Sticky Faith (Ch. 6): Sticky Justice

 

How would you define "justice"? Sometimes this term is considered either a synonym for liberalism or just doing good work with no sense of Christ in it. This week we learned about a God-centered justice and some of the powerful ways working for His justice can also help young people in their life of sticky faith in Christ ("trusting God" as the authors described in chapter 2).

Some particularly powerful stories and examples in this chapter so get some good ideas by getting the book here.

Justice vs. Service

Powell and Clark note that we need to "turn the corner on short-term service to sustainable justice" (p. 126). Where service is giving a drink of water, justice is considering why doesn't that person have water. In many ways, justice is the atmosphere of God's kingdom, not isolated acts. The entire system of God's kingdom will fulfill justice. Justice is part of who God is.

  • For I, the Lord, love justice (Isaiah 61:8).
  • God presented Christ as a sacrifice of atonement,through the shedding of his blood—to be received by faith. He did this to demonstrate his righteousness [justice], because in his forbearance he had left the sins committed beforehand unpunished..." (Romans 3:25).

Many other justice verses on p. 127 remind us that this is theologically a part of who God is...not something added.

Absence/Presence in God's Justice: Shalom

The Hebrew term "shalom" is from the Bible and many consider it in terms of peace. Absence of war, difficulty, etc. But it is not just about the absence of bad things but also the presence of right things. It conveys wholeness across many dimensions, including relationships with one another and God. A Christian understanding of justice carries the themes of shalom.  If you'd like to read more on the Hebrew meaning, check this out.

Other Insights

A few more keys that Powell and Clark shared from their research:

  • Kids want to be involved in service and justice work
  • Short-term mission work does not lead to lasting transformation
  • Service is stickier when close to home

So...What You Can Do?

Powell and Clark explore a number of themes, teaching by example and principle how you can engage these. In brief, they are:

  • Find sticky causes your kids connect with: Takes time but will help you get to know your kids...and encourages the impact of the service with what God is already doing in their heart.
  • Serving together as a family: Impact others and creates opportunities for talking together further.
  • Make justice work a process (not an event): Some excellent ideas on p. 137-9 on before/during/after 4-step process with some great questions to use. Some examples (with more in book):
    • During: What was your favorite/hardest part?
    • During: How did you see God at work?
    • During: What new questions come up from your experience?
    • After: How did God work through you? What does that say about how God might want to work through you now that you're home?
  • Develop ongoing relationships with those you serve: God's heart doesn't stop after it is over...neither should ours (Event vs. Process).
  • Make justice part of everyday life: Again, some great examples in the book. One family had each parent carry an envelope of money in their wallet that was used only to help someone in need. The kids knew about this and could actively look for opportunities.
  • Guide your kids toward caring: Pray and serve together and while actively getting them engaged with mercy, justice and service to those who are poor, broken, or weak. Develop God's heart.
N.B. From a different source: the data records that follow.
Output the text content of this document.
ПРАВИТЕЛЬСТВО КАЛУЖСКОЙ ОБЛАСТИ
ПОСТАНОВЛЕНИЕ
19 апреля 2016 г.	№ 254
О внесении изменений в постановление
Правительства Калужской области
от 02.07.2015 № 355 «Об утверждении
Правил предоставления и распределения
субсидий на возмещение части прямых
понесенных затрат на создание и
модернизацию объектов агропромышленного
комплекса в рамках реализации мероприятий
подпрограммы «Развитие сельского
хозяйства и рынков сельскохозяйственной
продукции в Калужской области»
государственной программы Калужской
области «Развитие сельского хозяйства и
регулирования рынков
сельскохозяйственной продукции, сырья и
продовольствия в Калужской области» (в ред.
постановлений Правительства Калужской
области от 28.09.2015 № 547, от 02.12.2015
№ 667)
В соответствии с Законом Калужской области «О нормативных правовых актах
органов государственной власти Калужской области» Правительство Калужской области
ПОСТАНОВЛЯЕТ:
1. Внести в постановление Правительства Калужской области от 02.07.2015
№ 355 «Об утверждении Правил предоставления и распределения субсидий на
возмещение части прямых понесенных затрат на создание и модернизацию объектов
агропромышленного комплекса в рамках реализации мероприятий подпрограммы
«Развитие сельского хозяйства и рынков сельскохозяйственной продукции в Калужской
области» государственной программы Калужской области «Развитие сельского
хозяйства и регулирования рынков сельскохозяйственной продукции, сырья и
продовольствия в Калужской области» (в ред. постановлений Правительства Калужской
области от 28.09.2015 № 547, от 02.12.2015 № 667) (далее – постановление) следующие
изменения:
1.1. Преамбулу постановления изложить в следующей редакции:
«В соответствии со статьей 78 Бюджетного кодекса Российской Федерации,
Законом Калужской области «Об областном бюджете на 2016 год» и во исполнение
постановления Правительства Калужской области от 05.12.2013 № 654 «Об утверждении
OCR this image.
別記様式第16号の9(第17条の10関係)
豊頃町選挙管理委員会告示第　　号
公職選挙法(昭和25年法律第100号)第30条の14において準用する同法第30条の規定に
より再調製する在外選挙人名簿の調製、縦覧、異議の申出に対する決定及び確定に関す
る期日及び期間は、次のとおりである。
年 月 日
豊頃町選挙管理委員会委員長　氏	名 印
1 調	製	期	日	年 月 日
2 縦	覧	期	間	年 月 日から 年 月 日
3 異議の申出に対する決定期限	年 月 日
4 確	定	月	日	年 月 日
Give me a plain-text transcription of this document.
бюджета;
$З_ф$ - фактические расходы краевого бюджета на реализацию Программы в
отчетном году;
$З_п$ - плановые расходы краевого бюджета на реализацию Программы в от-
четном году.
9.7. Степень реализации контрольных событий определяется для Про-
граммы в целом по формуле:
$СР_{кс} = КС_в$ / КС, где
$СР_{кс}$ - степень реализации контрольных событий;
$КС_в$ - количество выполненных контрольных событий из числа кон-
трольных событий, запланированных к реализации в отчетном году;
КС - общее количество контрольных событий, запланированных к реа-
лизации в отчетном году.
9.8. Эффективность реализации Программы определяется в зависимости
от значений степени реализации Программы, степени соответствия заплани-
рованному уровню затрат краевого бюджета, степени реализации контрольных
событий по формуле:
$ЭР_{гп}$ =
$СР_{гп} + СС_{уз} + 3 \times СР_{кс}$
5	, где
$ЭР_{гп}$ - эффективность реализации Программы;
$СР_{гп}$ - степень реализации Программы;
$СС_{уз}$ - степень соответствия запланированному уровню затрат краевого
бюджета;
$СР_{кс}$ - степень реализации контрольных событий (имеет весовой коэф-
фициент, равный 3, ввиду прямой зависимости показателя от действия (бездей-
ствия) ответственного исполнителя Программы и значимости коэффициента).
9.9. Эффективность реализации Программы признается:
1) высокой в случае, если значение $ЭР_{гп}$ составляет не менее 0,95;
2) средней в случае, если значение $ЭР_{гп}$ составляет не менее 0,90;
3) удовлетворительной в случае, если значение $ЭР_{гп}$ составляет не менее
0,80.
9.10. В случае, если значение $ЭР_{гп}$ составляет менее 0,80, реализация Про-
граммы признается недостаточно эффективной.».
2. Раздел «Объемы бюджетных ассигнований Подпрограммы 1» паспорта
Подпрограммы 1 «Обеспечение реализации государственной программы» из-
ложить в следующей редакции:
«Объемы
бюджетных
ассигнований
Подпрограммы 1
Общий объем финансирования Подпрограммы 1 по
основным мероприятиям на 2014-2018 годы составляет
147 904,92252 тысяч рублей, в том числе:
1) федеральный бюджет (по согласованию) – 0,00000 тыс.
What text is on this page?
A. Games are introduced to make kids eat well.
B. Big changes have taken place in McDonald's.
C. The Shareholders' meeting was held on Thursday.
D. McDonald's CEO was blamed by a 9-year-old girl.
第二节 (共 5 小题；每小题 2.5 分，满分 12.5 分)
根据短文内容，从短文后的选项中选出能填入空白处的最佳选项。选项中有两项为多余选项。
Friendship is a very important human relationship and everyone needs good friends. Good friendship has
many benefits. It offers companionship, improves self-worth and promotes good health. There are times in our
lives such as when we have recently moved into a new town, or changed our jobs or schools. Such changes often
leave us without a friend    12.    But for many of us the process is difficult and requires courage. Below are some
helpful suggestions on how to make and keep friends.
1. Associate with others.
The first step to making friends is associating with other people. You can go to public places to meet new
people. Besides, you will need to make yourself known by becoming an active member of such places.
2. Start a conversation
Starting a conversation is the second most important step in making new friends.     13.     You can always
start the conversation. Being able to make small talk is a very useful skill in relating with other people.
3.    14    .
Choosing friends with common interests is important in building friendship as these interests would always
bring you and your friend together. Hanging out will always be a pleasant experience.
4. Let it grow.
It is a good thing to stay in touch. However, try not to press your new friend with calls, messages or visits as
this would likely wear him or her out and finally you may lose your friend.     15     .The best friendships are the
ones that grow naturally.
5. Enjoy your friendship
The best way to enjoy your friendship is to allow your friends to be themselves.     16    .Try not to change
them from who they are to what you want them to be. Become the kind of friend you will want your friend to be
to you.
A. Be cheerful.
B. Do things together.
He has shown you, O man, what is good. And what does the Lord require of you? To act justly and to love mercy and to walk humbly with your God. -Micah 6:8

What stood out to you from these points above or the stories in this chapter?

Check out the series or follow-up on the conversations in the posts below:

Next week: Chapter 7 “A Sticky Bridge Out of Home."

2 Responses

  1. Lindsey
    I liked the ideas of finding causes my kids can connect with and serving together as a family. I can see how serving justly would stick well if kids were a part of either of these ideas. One of my favorite stories in this chapter was the one about kids raising money to help the orphan Kelencia from Haiti. The kids worked together well to raise money creatively and some did not give up hope when hearing the news of the earthquake disaster. Being a part of that event must've really impacted their lives. It was a chance for them to stop thinking about themselves and seek the well-being of another instead.
    • Brian
      I thought that was a particularly impacting story as well, Lindsey. Thanks for bringing that up! Reminded me that what I see now in serving, results, etc. is not all that is to be seen. God's eyes are different than mine on such matters.